Railway station in Bangkok, Thailand

Sam Sen railway station (สถานีรถไฟสามเสน) is a railway station in Bangkok, the capital of Thailand. Owned by the State Railway of Thailand, it is served by the Northern, Northeastern and Southern lines.

Sam Sen station is a Class 1 Station, number code: 1004, English alphabet code: SSN. There are two platforms. Platform 1 is for trains heading to further destinations along the routes. Platform 2 is for trains heading back to Bangkok railway station. It is 4.8 km from Bangkok Station. Eighty-six trains serve this station daily including a few excursion trains to Nam Tok and Suan Son Pradipat and some special trains.

==Location==
Although Sam Sen road does not pass through the area, Sam Sen station takes its name from its position between the Sam Sen side (in Dusit district) and the Phaya Thai side, where Phaya Thai sub-district lies near the Khlong Prapa.

==History==
Sam Sen station has been in operation since 1896, the very first year of railway service in Thailand, making it one of the country's earliest railway stations. The original station building was mushroom-shaped, remarkable for its distinctive and elegant design, but was later demolished to make way for the Hopewell Project (BERTS) in the 1990s.

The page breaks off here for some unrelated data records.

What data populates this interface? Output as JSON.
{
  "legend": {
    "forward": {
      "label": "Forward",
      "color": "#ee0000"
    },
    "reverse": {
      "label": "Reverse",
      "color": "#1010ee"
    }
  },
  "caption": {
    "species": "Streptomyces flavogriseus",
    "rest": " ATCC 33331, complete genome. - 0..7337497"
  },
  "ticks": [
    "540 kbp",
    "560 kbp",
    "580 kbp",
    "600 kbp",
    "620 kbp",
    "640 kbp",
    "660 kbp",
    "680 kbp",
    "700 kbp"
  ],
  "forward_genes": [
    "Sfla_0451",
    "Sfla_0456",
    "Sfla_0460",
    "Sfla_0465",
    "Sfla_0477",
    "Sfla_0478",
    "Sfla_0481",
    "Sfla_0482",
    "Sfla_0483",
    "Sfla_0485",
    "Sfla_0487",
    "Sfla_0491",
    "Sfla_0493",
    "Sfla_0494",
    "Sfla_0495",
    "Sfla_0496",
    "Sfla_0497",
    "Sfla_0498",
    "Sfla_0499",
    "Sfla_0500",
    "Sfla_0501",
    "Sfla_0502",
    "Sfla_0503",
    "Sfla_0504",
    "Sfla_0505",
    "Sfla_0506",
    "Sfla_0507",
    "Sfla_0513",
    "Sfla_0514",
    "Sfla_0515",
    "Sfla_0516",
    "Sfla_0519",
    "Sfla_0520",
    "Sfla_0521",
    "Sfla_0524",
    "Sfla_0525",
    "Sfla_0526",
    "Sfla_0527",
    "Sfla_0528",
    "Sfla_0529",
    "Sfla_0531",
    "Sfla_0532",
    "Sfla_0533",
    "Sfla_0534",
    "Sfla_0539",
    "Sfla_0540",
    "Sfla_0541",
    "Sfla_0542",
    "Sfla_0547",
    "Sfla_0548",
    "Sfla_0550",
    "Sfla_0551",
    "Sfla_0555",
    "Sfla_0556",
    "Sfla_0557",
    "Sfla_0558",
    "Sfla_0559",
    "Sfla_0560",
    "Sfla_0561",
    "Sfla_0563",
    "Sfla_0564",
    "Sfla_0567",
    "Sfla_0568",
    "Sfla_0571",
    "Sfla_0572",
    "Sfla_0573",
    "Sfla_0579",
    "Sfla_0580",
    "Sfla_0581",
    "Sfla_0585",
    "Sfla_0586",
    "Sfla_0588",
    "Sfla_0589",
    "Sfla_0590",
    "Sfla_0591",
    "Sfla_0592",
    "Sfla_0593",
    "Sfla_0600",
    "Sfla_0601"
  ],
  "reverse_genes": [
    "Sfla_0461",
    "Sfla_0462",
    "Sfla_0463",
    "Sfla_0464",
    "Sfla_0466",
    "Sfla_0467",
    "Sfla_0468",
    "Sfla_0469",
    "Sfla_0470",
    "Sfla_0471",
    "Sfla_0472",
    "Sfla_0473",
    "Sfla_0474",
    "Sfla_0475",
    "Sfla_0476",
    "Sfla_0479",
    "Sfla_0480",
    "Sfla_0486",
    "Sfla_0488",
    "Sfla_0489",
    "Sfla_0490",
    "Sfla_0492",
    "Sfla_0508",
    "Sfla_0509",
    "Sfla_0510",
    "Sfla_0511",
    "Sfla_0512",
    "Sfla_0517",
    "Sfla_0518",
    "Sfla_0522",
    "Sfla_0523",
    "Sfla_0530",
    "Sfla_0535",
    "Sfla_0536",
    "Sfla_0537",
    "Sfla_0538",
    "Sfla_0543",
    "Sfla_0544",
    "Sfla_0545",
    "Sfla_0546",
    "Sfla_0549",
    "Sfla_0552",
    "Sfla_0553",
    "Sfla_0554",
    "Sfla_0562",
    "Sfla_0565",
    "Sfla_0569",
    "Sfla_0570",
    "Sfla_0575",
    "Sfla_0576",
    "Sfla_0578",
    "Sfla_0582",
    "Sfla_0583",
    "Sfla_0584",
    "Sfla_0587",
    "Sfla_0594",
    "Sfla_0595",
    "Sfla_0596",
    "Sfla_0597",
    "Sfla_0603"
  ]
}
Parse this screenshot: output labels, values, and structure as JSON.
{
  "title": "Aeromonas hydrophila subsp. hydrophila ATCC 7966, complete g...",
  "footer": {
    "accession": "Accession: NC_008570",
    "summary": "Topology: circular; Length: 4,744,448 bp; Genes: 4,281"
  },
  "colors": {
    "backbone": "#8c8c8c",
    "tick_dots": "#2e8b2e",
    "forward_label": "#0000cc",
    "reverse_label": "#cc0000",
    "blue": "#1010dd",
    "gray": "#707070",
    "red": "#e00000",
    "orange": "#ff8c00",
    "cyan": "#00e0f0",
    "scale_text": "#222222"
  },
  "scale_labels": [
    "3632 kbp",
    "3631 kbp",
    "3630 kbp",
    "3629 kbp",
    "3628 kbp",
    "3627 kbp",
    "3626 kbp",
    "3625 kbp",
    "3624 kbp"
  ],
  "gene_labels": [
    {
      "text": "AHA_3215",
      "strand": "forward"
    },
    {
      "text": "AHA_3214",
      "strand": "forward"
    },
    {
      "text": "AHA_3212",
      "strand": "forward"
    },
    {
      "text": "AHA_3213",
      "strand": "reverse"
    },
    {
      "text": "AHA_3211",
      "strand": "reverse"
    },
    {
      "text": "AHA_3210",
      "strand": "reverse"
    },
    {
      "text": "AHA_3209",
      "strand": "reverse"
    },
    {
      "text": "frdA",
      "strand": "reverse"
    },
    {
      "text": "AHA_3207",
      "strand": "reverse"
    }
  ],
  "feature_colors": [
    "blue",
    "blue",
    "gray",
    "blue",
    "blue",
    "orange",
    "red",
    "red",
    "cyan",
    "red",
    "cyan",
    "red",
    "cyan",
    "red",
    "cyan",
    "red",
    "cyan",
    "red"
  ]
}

The area on the north side of the station later became one of the first protest sites of the People's Democratic Reform Committee (PDRC) against the amnesty bill during the 2013–2014 Thai political crisis, from 31 October to 4 November 2013, before the demonstration moved to Ratchadamnoen Avenue.

During the 1960s to the 2000s, the station served around 3,000 to 5,000 passengers daily. All passenger trains used to stop at this station. In the evenings, the surrounding area became lively, as people came to picnic, play football, or enjoy a game of takraw. In addition, Sam Sen became known as a hub for boxed meals prepared by local vendors, a tradition that continued well beyond the 1980s. However, following the shift of Thailand's main railway hub from Bangkok railway station to Krung Thep Aphiwat Central Terminal in early 2023, Sam Sen has noticeably declined in activity. Today, only a few trains stop here, mostly short-distance services rather than long-distance trains.

==Bus route ==
Affiliated air-conditioned bus no. 9 (Kanlapapruek Depot–Sam Sen Railway Station) is the only bus that runs directly to the station. Its main route passes through Talat Phlu, Wongwian Yai, Pak Khlong Talat, Sanam Luang, Bang Lamphu, Wat Sam Phraya, Thewet, Saint Gabriel's College, and Vajira Hospital.